Sunday, January 25, 2009

A Grand Party of Lies and Corruption

Is anyone amazed how quickly the Conservative Party abandoned their entire fiscal approach when political expediency demanded it? That was the fastest political reversal of fundamental principles I have ever seen! Harper’s entire political identity was built on the idea that deficits are always unnecessary, structural or otherwise, now he can’t embrace them fast enough. And the ironies don’t stop there. For years in opposition, the Conservatives told us that the Liberals were fiscally irresponsible for having budget surpluses, suggesting that this simply meant that they were taxing us too highly. But now, I dare say, everyone with an attention span of a five year old can see the advantages of those surpluses. If you have an economic surplus and things go badly, you have something to fall back on. It seems that Harper, who claims to know so much about macro-economics, failed home-economics in high-school.

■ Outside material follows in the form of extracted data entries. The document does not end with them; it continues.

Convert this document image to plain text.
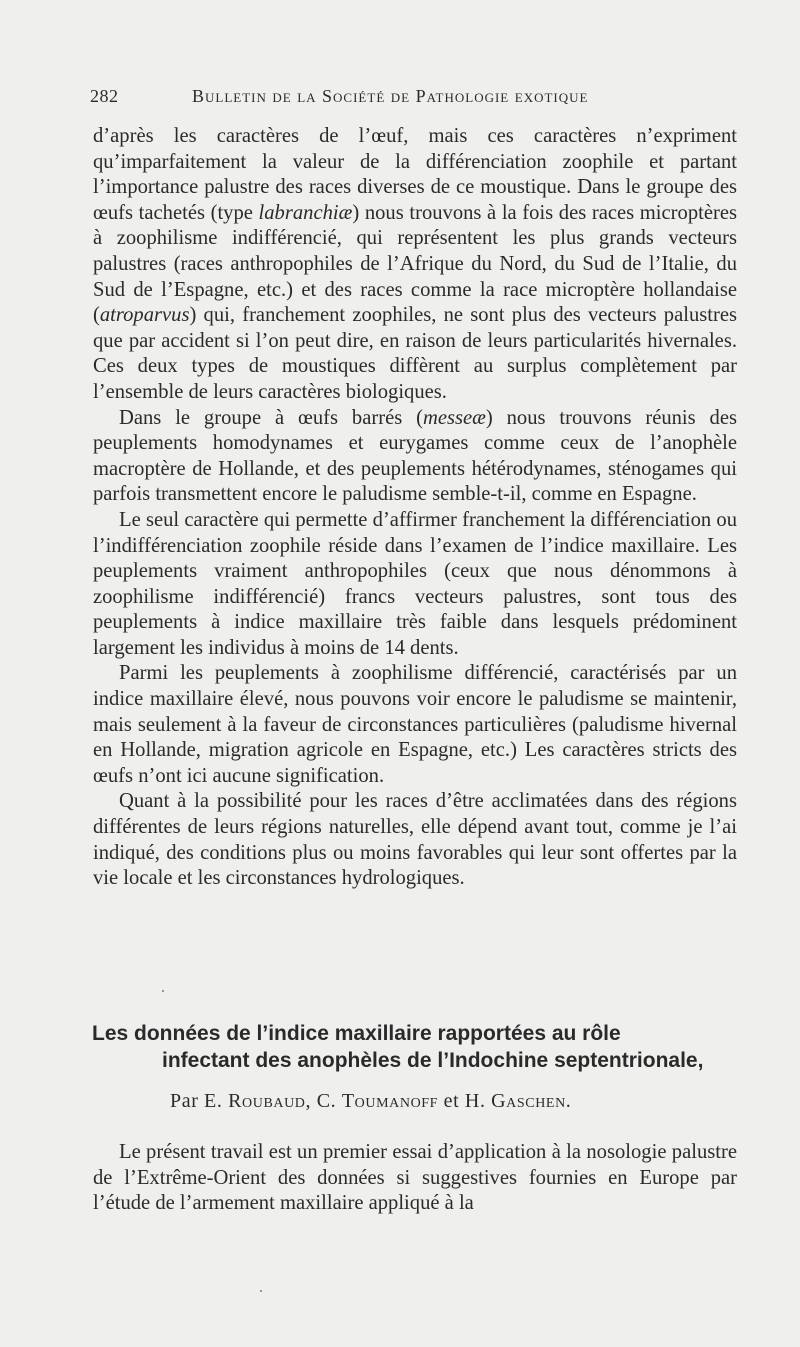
282	Bulletin de la Société de Pathologie exotique

d’après les caractères de l’œuf, mais ces caractères n’expriment qu’imparfaitement la valeur de la différenciation zoophile et partant l’importance palustre des races diverses de ce moustique. Dans le groupe des œufs tachetés (type labranchiæ) nous trouvons à la fois des races microptères à zoophilisme indifférencié, qui représentent les plus grands vecteurs palustres (races anthropophiles de l’Afrique du Nord, du Sud de l’Italie, du Sud de l’Espagne, etc.) et des races comme la race microptère hollandaise (atroparvus) qui, franchement zoophiles, ne sont plus des vecteurs palustres que par accident si l’on peut dire, en raison de leurs particularités hivernales. Ces deux types de moustiques diffèrent au surplus complètement par l’ensemble de leurs caractères biologiques.

Dans le groupe à œufs barrés (messeæ) nous trouvons réunis des peuplements homodynames et eurygames comme ceux de l’anophèle macroptère de Hollande, et des peuplements hétérodynames, sténogames qui parfois transmettent encore le paludisme semble-t-il, comme en Espagne.

Le seul caractère qui permette d’affirmer franchement la différenciation ou l’indifférenciation zoophile réside dans l’examen de l’indice maxillaire. Les peuplements vraiment anthropophiles (ceux que nous dénommons à zoophilisme indifférencié) francs vecteurs palustres, sont tous des peuplements à indice maxillaire très faible dans lesquels prédominent largement les individus à moins de 14 dents.

Parmi les peuplements à zoophilisme différencié, caractérisés par un indice maxillaire élevé, nous pouvons voir encore le paludisme se maintenir, mais seulement à la faveur de circonstances particulières (paludisme hivernal en Hollande, migration agricole en Espagne, etc.) Les caractères stricts des œufs n’ont ici aucune signification.

Quant à la possibilité pour les races d’être acclimatées dans des régions différentes de leurs régions naturelles, elle dépend avant tout, comme je l’ai indiqué, des conditions plus ou moins favorables qui leur sont offertes par la vie locale et les circonstances hydrologiques.

Les données de l’indice maxillaire rapportées au rôle
infectant des anophèles de l’Indochine septentrionale,
Par E. Roubaud, C. Toumanoff et H. Gaschen.

Le présent travail est un premier essai d’application à la nosologie palustre de l’Extrême-Orient des données si suggestives fournies en Europe par l’étude de l’armement maxillaire appliqué à la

Well now the conservatives can no longer hide it: capitalism isn’t the perfect self-regulating mechanism that they claim.

And by way of another interesting comparison of the Conservatives with the Liberals: this week the Conservative Party was in court trying to prevent Elections Canada from having access to their documents that might demonstrate that the Conservative Party was in fact guilty of Electoral fraud. Amazing! The Conservative Party is in court trying to prevent disclosure. This is the party that claims that they wanted to open up the government and make it more accountable. Keep in mind that, despite their consistent and ferocious criticisms of the Liberal Party over the sponsorship scandal, at least Paul Martin started an independent public inquiry into the facts. The Conservatives, on the other hand, would have sued the opposition party for suggesting in public that they did anything untoward, and then they would have sought a court injunction to prevent public discourse on the subject.